Islam tidak pernah berusaha untuk menyamakan kedudukan antara laki-laki dan perempuan. ‘Perempuan’ tidak dapat dipelajari atau dipahami dalam konteks yang terpisah dari ‘laki-laki’. Keduanya tidak dapat dipisahkan. Nabi menyatakan bahwa perempuan adalah “… separuh bagian dari laki-laki.” Al-Qur’an menegaskan ketergantungan ini ketika menyatakan “Mereka adalah pakaianmu, dan kamu adalah pakaian mereka.” Dan dalam sebuah ayat yang memiliki keindahan sastra yang agung, Al-Qur’an (al-Lail, 92:1-4) pertama-tama mengarahkan perhatian pada ‘malam’ dan apa yang diselimuti dan disembunyikannya dengan penuh misteri dan keagungan, lalu beralih ke ‘siang’ dengan cahayanya yang terang benderang yang menyingkap segala sesuatu dan tidak menyisakan apa pun yang disembunyikannya, dan kemudian menjelaskan bahwa ‘laki-laki’ dan ‘perempuan’ secara fungsional dianalogikan dengan ‘siang’ dan ‘malam’. Dengan cara yang sama seperti ‘siang’ dan ‘malam’ yang secara fungsional berbeda namun saling ketergantungan, demikian juga ‘laki-laki’ dan ‘perempuan’.

Ketika filosofi gender ini diterapkan pada masyarakat Muslim, ‘malam’ tidak pernah berusaha menjadi ‘siang’. Sebaliknya, ‘malam’ dan ‘siang’ selalu saling merindukan satu sama lain.

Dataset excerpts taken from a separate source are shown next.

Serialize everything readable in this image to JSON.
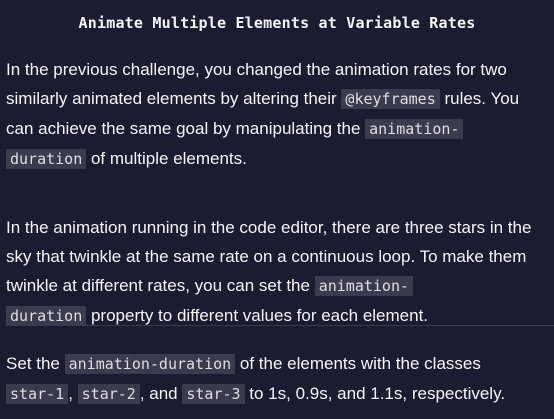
{
  "challenge": {
    "title": "Animate Multiple Elements at Variable Rates"
  },
  "paragraph1": {
    "t1": "In the previous challenge, you changed the animation rates for two similarly animated elements by altering their ",
    "c1": "@keyframes",
    "t2": " rules. You can achieve the same goal by manipulating the ",
    "c2a": "animation-",
    "c2b": "duration",
    "t3": " of multiple elements."
  },
  "paragraph2": {
    "t1": "In the animation running in the code editor, there are three stars in the sky that twinkle at the same rate on a continuous loop. To make them twinkle at different rates, you can set the ",
    "c1a": "animation-",
    "c1b": "duration",
    "t2": " property to different values for each element."
  },
  "instructions": {
    "t1": "Set the ",
    "c1": "animation-duration",
    "t2": " of the elements with the classes ",
    "c2": "star-1",
    "t3": ", ",
    "c3": "star-2",
    "t4": ", and ",
    "c4": "star-3",
    "t5": " to 1s, 0.9s, and 1.1s, respectively."
  }
}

Sehingga kita tidak pernah mengalami fenomena keji (yang kini diekspor oleh peradaban Eropa ke seluruh dunia), yaitu ‘malam’ telah menjadi ‘siang’ dan sebaliknya. Perempuan dalam kehidupan masyarakat yang benar, tidak hanya memenuhi semua tugas fungsional mereka yang sakral sebagai istri dan sebagai ibu, dan dengan demikian memberikan kontribusi yang signifikan terhadap pelestarian kesehatan, kekuatan dan stabilitas keluarga, tetapi, di samping itu, mereka juga menjaga feminitas dan kesuburan mereka. Maka perempuan Muslim tetaplah seorang perempuan yang sejati dan mempesona! Dalam suatu masa yang membina pendeta yang membujang bersikeras bahwa seseorang harus berpaling dari perempuan untuk dapat kembali kepada Allah. Nabi Muhammad (shalallahu ‘alaihi wa sallam) pun meresponnya dengan menyatakan, “Ada tiga hal yang sangat kusukai di duniamu ini, yaitu wewangian, seorang istri, dan shalat.” Maka Islam pun menolak hidup membujang dan memposisikan kaum hawa, seperti halnya shalat, sebagai perantara yang dapat mengantarkan seorang laki-laki menuju surga.